I'm trying to fix a performance issue in a MySQL query. What I think I'm seeing, is that assigning the result of a function to a variable, and then running a SELECT with a compare against that variable is relatively slow.

If for testings sake however, I replace the compare to the variable with a compare to the string literal equivalent of what I know that function will return (for a given scenario), then the query runs much faster.

For example:

...

SET @metaphone_val := double_metaphone(p_parameter)); -- double metaphone is user defined

SELECT 

        SQL_CALC_FOUND_ROWS
        t.col1,
        t.col2, 
        ...

    FROM table t

            WHERE

            t.pre_set_metaphone_string = @metaphone_val -- OPTION A

            t.pre_set_metaphone_string = 'PRN' -- OPTION B (Literal function return value for a given name)

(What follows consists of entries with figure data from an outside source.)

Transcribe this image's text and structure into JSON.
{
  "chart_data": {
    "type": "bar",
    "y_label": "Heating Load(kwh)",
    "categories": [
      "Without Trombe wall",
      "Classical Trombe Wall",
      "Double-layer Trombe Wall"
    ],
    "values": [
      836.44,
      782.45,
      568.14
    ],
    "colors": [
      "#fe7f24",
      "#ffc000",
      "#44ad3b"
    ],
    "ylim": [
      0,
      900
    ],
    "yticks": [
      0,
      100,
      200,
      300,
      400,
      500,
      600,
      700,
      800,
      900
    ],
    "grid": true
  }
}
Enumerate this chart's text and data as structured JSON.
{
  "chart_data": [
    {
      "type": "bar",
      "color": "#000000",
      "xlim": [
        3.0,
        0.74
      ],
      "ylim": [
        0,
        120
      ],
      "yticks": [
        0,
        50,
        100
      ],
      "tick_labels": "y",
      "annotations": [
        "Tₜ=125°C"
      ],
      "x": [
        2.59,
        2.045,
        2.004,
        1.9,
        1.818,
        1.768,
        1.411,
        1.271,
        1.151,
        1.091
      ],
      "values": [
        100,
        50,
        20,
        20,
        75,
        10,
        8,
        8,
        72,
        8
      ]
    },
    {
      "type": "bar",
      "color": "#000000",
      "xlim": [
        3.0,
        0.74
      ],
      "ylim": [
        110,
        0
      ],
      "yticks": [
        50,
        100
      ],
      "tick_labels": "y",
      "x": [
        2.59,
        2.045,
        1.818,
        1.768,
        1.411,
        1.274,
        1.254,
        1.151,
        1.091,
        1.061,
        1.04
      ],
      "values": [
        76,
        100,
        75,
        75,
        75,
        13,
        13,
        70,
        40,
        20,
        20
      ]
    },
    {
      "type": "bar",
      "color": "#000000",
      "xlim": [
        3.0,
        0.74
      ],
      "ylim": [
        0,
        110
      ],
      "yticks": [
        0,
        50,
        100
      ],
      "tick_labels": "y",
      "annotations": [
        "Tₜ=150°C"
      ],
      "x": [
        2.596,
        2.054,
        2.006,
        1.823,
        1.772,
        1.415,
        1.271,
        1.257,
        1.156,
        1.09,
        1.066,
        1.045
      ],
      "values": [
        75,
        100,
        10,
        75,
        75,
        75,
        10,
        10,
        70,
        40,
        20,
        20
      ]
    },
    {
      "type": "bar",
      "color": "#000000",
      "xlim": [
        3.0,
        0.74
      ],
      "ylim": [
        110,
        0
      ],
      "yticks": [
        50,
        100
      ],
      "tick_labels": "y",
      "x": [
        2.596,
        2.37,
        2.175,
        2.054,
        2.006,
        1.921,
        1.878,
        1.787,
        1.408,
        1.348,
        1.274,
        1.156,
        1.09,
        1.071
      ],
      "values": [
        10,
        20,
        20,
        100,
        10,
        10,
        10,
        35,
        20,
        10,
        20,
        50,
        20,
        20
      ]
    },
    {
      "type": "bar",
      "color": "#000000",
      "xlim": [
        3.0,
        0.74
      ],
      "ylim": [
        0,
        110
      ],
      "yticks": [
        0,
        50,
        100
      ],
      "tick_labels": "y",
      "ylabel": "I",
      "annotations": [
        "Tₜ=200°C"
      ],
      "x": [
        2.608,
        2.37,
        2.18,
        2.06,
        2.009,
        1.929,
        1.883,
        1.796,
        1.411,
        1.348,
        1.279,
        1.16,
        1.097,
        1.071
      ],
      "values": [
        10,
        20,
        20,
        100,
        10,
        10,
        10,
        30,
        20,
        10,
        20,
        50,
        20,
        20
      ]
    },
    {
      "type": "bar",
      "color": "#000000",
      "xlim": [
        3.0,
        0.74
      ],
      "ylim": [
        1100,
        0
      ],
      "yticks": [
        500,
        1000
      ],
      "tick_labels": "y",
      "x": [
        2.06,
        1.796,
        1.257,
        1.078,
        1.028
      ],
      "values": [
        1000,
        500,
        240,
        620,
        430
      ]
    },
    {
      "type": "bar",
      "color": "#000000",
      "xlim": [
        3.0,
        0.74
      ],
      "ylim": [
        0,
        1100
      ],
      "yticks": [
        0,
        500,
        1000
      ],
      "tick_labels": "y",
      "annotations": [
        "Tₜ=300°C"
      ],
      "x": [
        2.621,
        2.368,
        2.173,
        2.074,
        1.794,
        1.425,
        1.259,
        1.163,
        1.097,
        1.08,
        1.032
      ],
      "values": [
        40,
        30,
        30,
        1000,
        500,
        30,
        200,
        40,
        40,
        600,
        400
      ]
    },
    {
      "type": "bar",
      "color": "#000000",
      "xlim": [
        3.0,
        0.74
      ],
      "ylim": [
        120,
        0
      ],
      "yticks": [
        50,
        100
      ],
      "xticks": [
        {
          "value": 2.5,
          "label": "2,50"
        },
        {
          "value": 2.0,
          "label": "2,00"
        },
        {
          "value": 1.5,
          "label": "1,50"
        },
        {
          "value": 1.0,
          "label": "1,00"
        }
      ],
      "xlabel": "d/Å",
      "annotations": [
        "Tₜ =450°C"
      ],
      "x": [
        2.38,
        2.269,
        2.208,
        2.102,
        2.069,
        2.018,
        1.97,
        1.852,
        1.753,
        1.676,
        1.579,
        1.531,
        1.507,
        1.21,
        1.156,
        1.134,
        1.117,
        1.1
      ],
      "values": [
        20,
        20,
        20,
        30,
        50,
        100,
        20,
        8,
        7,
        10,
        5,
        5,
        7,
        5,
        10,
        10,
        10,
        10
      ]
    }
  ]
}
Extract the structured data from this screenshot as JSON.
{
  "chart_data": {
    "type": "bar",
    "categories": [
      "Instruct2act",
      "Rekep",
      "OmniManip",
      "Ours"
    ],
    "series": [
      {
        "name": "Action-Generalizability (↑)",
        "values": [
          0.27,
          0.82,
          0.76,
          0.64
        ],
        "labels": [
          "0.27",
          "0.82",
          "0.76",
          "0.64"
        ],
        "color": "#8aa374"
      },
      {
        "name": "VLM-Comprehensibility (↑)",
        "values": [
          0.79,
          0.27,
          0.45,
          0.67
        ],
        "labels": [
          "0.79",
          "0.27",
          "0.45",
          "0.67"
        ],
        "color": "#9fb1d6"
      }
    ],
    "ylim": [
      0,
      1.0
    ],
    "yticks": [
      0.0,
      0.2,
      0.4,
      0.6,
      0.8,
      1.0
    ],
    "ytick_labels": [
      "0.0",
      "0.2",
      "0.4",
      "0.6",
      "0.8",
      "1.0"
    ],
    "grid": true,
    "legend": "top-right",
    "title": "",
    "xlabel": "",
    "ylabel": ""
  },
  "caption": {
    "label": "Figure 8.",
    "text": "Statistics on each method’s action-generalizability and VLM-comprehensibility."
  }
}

If I use the line in option A, the query is slow.

If I use the line in option B, then the query is fast as you would expect any simple string compare to be.

Why?

Was it helpful?

Solution

Was finished writing the question when the answer hit me, so posting anyway for knowledge sharing!

I realised that the return value of the metaphone function was UTF8.

The compare to a latin1 field was obviously incurring a fairly heavy performance overhead.

I replaced the variable assignment with:

SET @metaphone_val:= CONVERT(double_metaphone(p_parameter) USING latin1);

Now the query runs as fast as I would expect.